I need help to get some json data from Pipedrive API(just a resquest.get), however, as expected, the json file is not formatted at all. As you can see in my python script bellow, I'll upload that file to my S3 Bucket, so I can create tables in AWS Glue. I'm having a lot of trouble to make this json file "readable" in AWS structure.

  • Sample of json file I'm working: [I need the "deals" section]

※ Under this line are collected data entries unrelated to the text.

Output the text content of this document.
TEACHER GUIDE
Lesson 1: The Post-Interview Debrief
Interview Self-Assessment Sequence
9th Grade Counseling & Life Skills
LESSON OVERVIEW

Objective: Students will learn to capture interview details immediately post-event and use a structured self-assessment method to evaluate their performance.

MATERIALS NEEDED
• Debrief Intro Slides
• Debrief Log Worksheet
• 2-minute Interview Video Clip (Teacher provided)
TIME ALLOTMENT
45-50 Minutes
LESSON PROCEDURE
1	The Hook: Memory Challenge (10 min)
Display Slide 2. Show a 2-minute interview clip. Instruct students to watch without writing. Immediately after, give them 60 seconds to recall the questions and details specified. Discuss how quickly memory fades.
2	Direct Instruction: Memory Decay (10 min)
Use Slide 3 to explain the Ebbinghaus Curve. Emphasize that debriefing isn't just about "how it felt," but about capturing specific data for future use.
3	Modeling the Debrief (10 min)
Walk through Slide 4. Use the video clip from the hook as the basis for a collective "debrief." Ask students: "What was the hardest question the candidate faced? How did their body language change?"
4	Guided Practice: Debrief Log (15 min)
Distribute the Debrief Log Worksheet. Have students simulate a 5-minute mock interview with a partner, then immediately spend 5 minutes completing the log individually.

{"success":true,"data":[{"period_start":"2020-11-12 00:00:00","period_end":"2020-11-12 23:59:59","deals":[{"id":xx,"creator_user_id":xx,"user_id":XX,"person_id":XX,"org_id":XX,"stage_id":X}]}]}

  • Python script:
from datetime import datetime
import boto3
import requests
from jsonpath_ng import parse
import pandas as pd

now = datetime.now()
day_int = now.strftime("%d")
month_int = now.strftime("%m")
year_int = now.strftime("%Y")
yesterday = (int(day_int) - 1)
if yesterday == 0:
    yesterday = 31
#today = now.strftime("%Y" + "-" + "%m" + "-" + str(yesterday))
today = '2020-11-12'

response_01 = requests.get(
    'https://api.pipedrive.com/v1/deals/timeline?start_date=' + str(today) + '&interval=day&amount=' + str(
        days) + '&field_key=update_time&totals_convert_currency=' + currency + '&api_token=' + token_api)
raw_data = response_01.json()
x = ([match.value for match in parse('$..deals.[*].[*]').find(raw_data)])
y = json.dumps(x, default= str)

s3 = boto3.resource(
    's3',
    region_name=data_region,
    aws_access_key_id=key_id,
    aws_secret_access_key=access_key
)
client = boto3.client('s3')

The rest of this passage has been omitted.